Global Alliance for Public Relations and Communication Management’ın bu yıl yönetim kurulunda üye olarak görev aldık. Ayrıca, dünyanın en büyük halkla ilişkiler ve iletişim yönetimi dernekleri ve kurumları konfederasyonu olan bu yapının Türkiye Büyük Bölge Temsilcisi olduk. Bu arada, COVID-19 salgını nedeniyle ertelemek zorunda kaldığımız 19. Altın Pusula Ödül Töreni’ni bu dönem içinde gerçekleştireceğiz.”
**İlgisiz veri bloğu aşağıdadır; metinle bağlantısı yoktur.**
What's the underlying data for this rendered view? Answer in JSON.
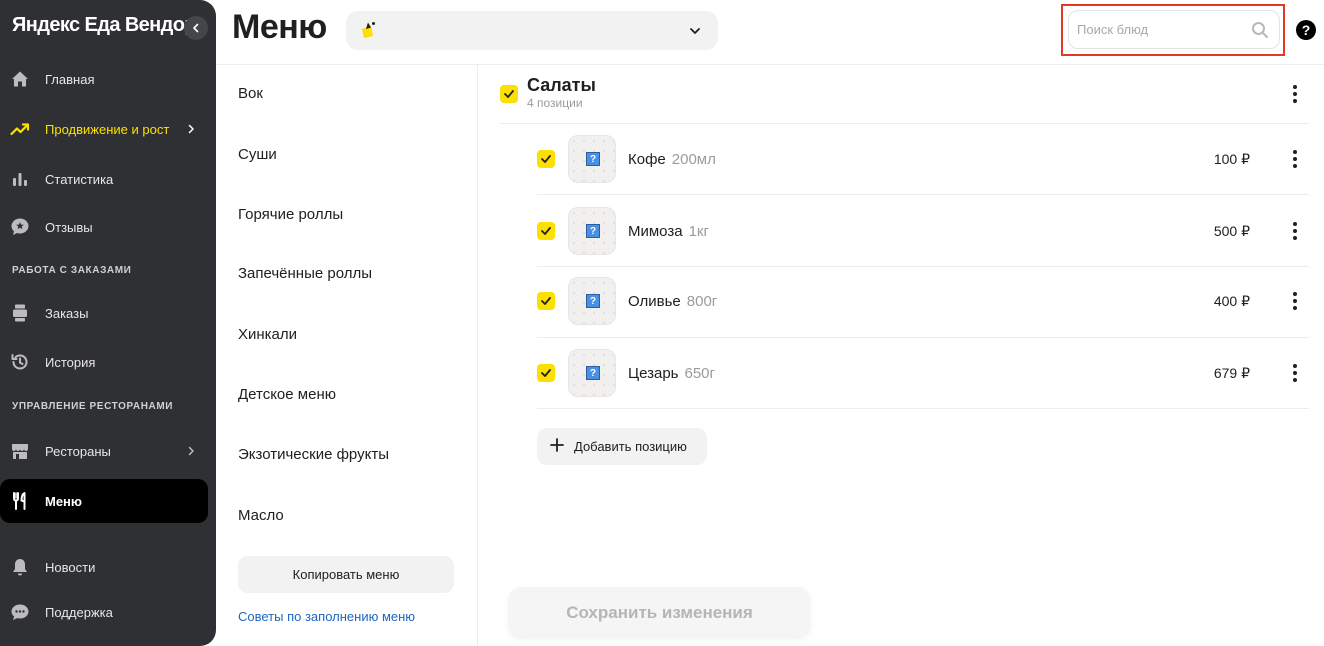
{
  "sidebar": {
    "brand": "Яндекс Еда Вендор",
    "items": [
      {
        "label": "Главная",
        "icon": "home-icon"
      },
      {
        "label": "Продвижение и рост",
        "icon": "trending-up-icon"
      },
      {
        "label": "Статистика",
        "icon": "bar-chart-icon"
      },
      {
        "label": "Отзывы",
        "icon": "review-star-icon"
      },
      {
        "label": "Заказы",
        "icon": "orders-icon"
      },
      {
        "label": "История",
        "icon": "history-icon"
      },
      {
        "label": "Рестораны",
        "icon": "store-icon"
      },
      {
        "label": "Меню",
        "icon": "fork-knife-icon"
      },
      {
        "label": "Новости",
        "icon": "bell-icon"
      },
      {
        "label": "Поддержка",
        "icon": "chat-icon"
      }
    ],
    "sections": {
      "orders": "РАБОТА С ЗАКАЗАМИ",
      "restaurants": "УПРАВЛЕНИЕ РЕСТОРАНАМИ"
    },
    "accent_color": "#fce000"
  },
  "header": {
    "title": "Меню",
    "search_placeholder": "Поиск блюд",
    "help": "?"
  },
  "categories": [
    "Вок",
    "Суши",
    "Горячие роллы",
    "Запечённые роллы",
    "Хинкали",
    "Детское меню",
    "Экзотические фрукты",
    "Масло"
  ],
  "left_panel": {
    "copy_menu_label": "Копировать меню",
    "tips_link": "Советы по заполнению меню"
  },
  "category": {
    "title": "Салаты",
    "count": "4 позиции",
    "checked": true
  },
  "items": [
    {
      "name": "Кофе",
      "weight": "200мл",
      "price": "100 ₽",
      "checked": true
    },
    {
      "name": "Мимоза",
      "weight": "1кг",
      "price": "500 ₽",
      "checked": true
    },
    {
      "name": "Оливье",
      "weight": "800г",
      "price": "400 ₽",
      "checked": true
    },
    {
      "name": "Цезарь",
      "weight": "650г",
      "price": "679 ₽",
      "checked": true
    }
  ],
  "actions": {
    "add_item": "Добавить позицию",
    "save": "Сохранить изменения"
  },
  "thumb_placeholder": "?"
}
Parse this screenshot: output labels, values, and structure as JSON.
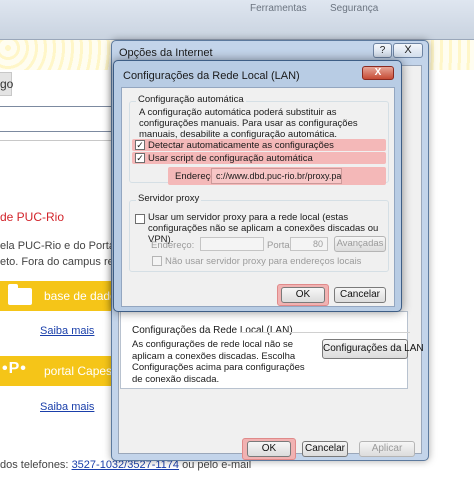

2008’de UN Global Compact’ı imzaladı

“TÜHİD, Birleşmiş Milletler Küresel İlkeler Sözleşmesi’ni; TOBB, TÜSİAD, KalDer gibi, iş dünyasının çok önemli örgütleriyle eş zamanlı olarak 2008 yılında imzaladı” diyen Karakaş, “TÜHİD olarak, bu sözleşmede; küresel ekonomiyi sürdürülebilir bir şekilde geliştirmek ve küreselleşmeyi tüm insanların yararına olacak şekilde işletebilmek için önerilen 10 temel ilkeyi sahipleniyoruz. Bu kapsamda her iki yılda bir sürdürülebilirlik raporu paylaşıyoruz. Global Compact toplantılarını takip ederek, üyelerimize bilgi akışı sağlıyoruz” yorumunu yapıyor.

Sektöre girmek isteyen gençlere tavsiyeler

TÜHİD Yönetim Kurulu Başkanı Gonca Karakaş’ın halkla ilişkiler sektöründe çalışmak isteyen gençlere önerileri şöyle: “Yaşam boyu öğrenmeyi” kendinize ilke edinin. Meraklı olun ve araştırmayı sevin. Doğru öngörülerde bulunabilmek için güvenilir araştırma şirketlerinin raporlarını düzenli olarak okuyun. Bunu sürekli ve severek yapmak için içten gelen bir merak duygusu gerekiyor. Sektörümüzün; sosyoloji, psikoloji, ekonomi, teknoloji konularına hâkim genç yeteneklere ihtiyacı var. Uluslararası gelişmeleri takip edebilecek yabancı dil bilgisine sahip olmak, trendleri takip ve etkileri analiz edebilmek, sektörümüzde başarılı olmak için gerekli. Aktif daha da önemlisi proaktif olun. Sorunlara çözüm odaklı yaklaşabilmek, planlı ve düzenli hareket etmek çok önemli. Gelişmiş yazılı ve sözlü iletişim becerileri de işin olmazsa olmazı.